Note also that the results were consistent when we evaluated a rather low number of environments; six forests in the rating task and eight forests in DCE. The consistency of the preferences towards a broader set of environments may be different.

4.3. Limitation of Our Research

One of the limitations of the present research is the fact that not all variants of the reclamation practices (replantation vs. unmanaged succession) in all age variants exist yet and thus were not available for photographs. Therefore, we were not able to estimate the effects of all forest types (tree species) and age independently and up to the age of common commercial timber forest, i.e., 80 years.
Another potential limitation of our research stems from the fact that we used visual representations of respective environments in the form of photographs and hypothetical behavior instead of actual recreation behavior on-site. This might have resulted in higher or lower estimates of recreation values of reclaimed forests. Other studies should validate the relatively high recreation values of older succession and replanted coniferous forests.
Furthermore, in the DCE we have not observed a significant effect of the access time to the locality, which is not fully consistent with the random utility model and its applications in the context of travel behavior [45,49]. One possible explanation for such an observation is that access to a recreation locality was not perceived as a cost but a part of the recreational walk in the forest, as suggested by previous findings [50]. While this was not the focus of the present study, the non-significant effect of travel time in the recreational context deserves to be investigated further.

4.4. Succession in the Context of Other Ecosystem Services

Positive recreational values of forests growing spontaneously on open-cast coal mine spoil heaps are also worth considering in the context of other ecosystem services. To compare succession and replanted forests in this framework, it is possible to use biophysical research that has been carried out in post-mining localities in the Sokolov region over the past twenty years.
For example, in the field of regulating ecosystem services, previous research, e.g., [39], shows that succession forests achieve much lower carbon storage (half that of spruce stands and one third compared to alder stands of the same age). However, completely different results are offered from the biodiversity perspective.

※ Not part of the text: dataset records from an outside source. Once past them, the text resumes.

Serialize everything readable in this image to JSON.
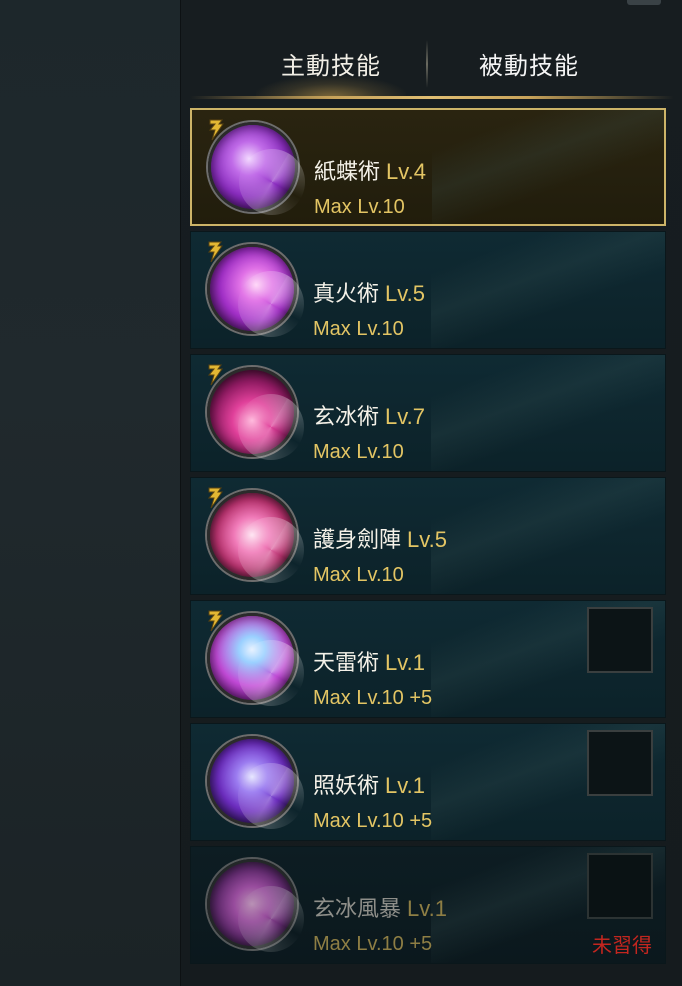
{
  "tabs": {
    "active": "主動技能",
    "passive": "被動技能"
  },
  "skills": [
    {
      "name": "紙蝶術",
      "level": "Lv.4",
      "max": "Max Lv.10",
      "selected": true,
      "has_badge": true,
      "has_slot": false
    },
    {
      "name": "真火術",
      "level": "Lv.5",
      "max": "Max Lv.10",
      "selected": false,
      "has_badge": true,
      "has_slot": false
    },
    {
      "name": "玄冰術",
      "level": "Lv.7",
      "max": "Max Lv.10",
      "selected": false,
      "has_badge": true,
      "has_slot": false
    },
    {
      "name": "護身劍陣",
      "level": "Lv.5",
      "max": "Max Lv.10",
      "selected": false,
      "has_badge": true,
      "has_slot": false
    },
    {
      "name": "天雷術",
      "level": "Lv.1",
      "max": "Max Lv.10 +5",
      "selected": false,
      "has_badge": true,
      "has_slot": true
    },
    {
      "name": "照妖術",
      "level": "Lv.1",
      "max": "Max Lv.10 +5",
      "selected": false,
      "has_badge": false,
      "has_slot": true
    },
    {
      "name": "玄冰風暴",
      "level": "Lv.1",
      "max": "Max Lv.10 +5",
      "selected": false,
      "has_badge": false,
      "has_slot": true,
      "status": "未習得"
    }
  ],
  "colors": {
    "accent_gold": "#e3c564",
    "selected_border": "#cdb468",
    "unlearned_red": "#c3261f",
    "row_bg": "#0f2a33"
  },
  "icons": {
    "badge": "lightning-badge-icon"
  }
}
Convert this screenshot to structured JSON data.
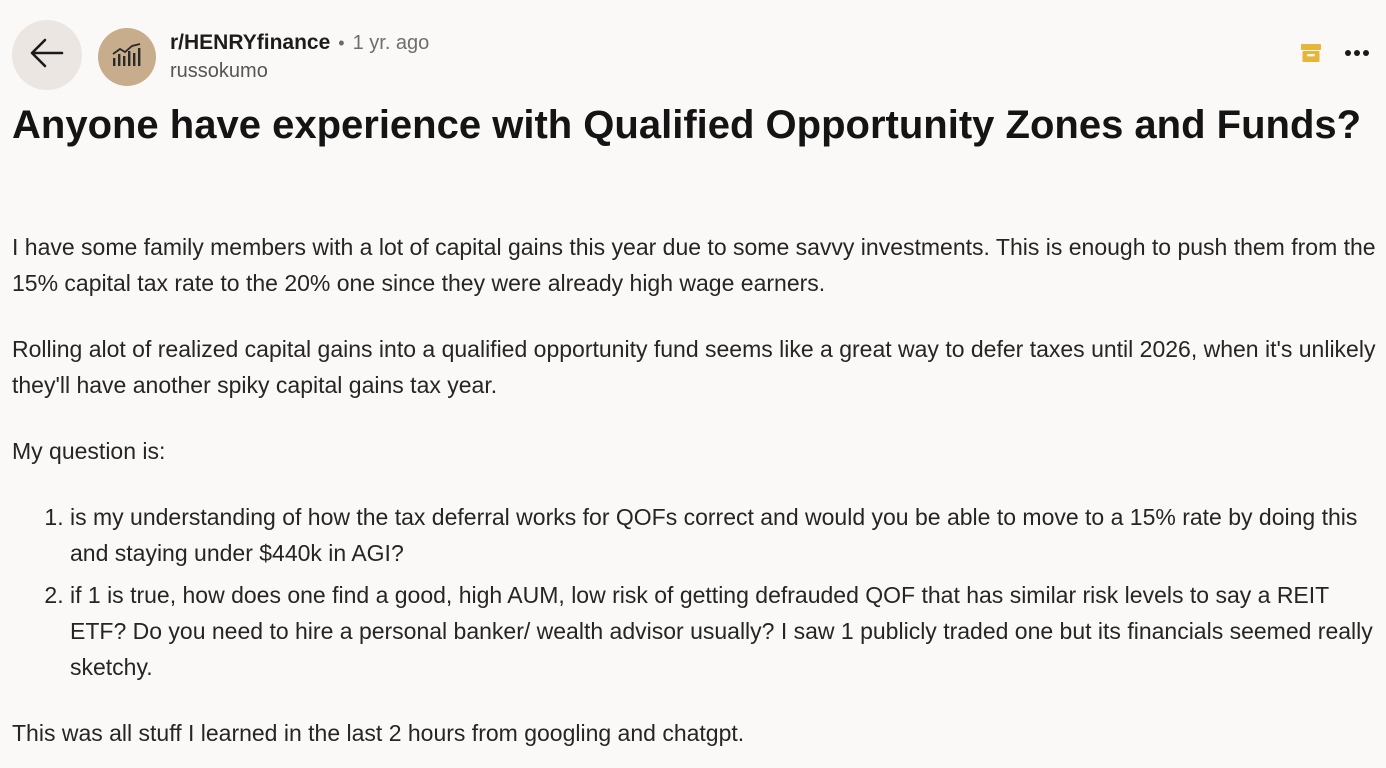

It has been shown that forests growing spontaneously provide refuge for a higher number of plant species compared to planted forests [51].
When comparing the ecosystem services provided, we must take into account local environmental conditions and the usually slower development of the soil and vegetation cover of spontaneously reclaimed sites [52]. At the same time, if the objective is multifunctional land use of post-mining sites, it is important that the diversity of habitat conditions of successional forests also support the restoration of the natural ecosystems as sites for native flora and fauna. From this perspective, successful restoration of forests on post-mining sites should be realized within a framework that accepts variation in objectives and expected results for individual sites and their habitat conditions.

5. Conclusions

This study aimed at exploring differences in recreation value between unmanaged successional forests and replanted forests on open-cast mine spoil heaps. Based on the analysis of data from an online survey we found that the recreation value of spontaneously growing successional forests is comparable with the recreation value of replanted forests, and that the recreation value, similarly to the recreation value of other types of forests, significantly increases with the age of the forest. Our results imply that succession may be used as a viable and low-cost reclamation practice of spoil heaps emerging as a by-product of open-cast coal mining, also with respect to their value for recreation.

Supplementary Materials

The following are available online at https://www.mdpi.com/1999-4907/12/2/160/s1 in xlsx format, Table S1. Data set for ordinal logit model, Table S2. Data set for the multinomial logit model.

Author Contributions

Conceptualization, M.B.K.; methodology, M.B.K. and J.M.; investigation, M.B.K. and J.M.; data curation, M.B.K., V.M., and J.M.; writing—original draft preparation, M.B.K., V.M., P.P., and J.M.; writing—review and editing, M.B.K., V.M., and J.M.; visualization, V.M. and J.M.; supervision, M.B.K.; project administration, J.M.; funding acquisition, J.M. All authors have read and agreed to the published version of the manuscript.

Funding

This research received funding from the Ministry of Agriculture of the Czech Republic (grant QK1710241—Optimization of management of forest restoration on sites affected by surface mining).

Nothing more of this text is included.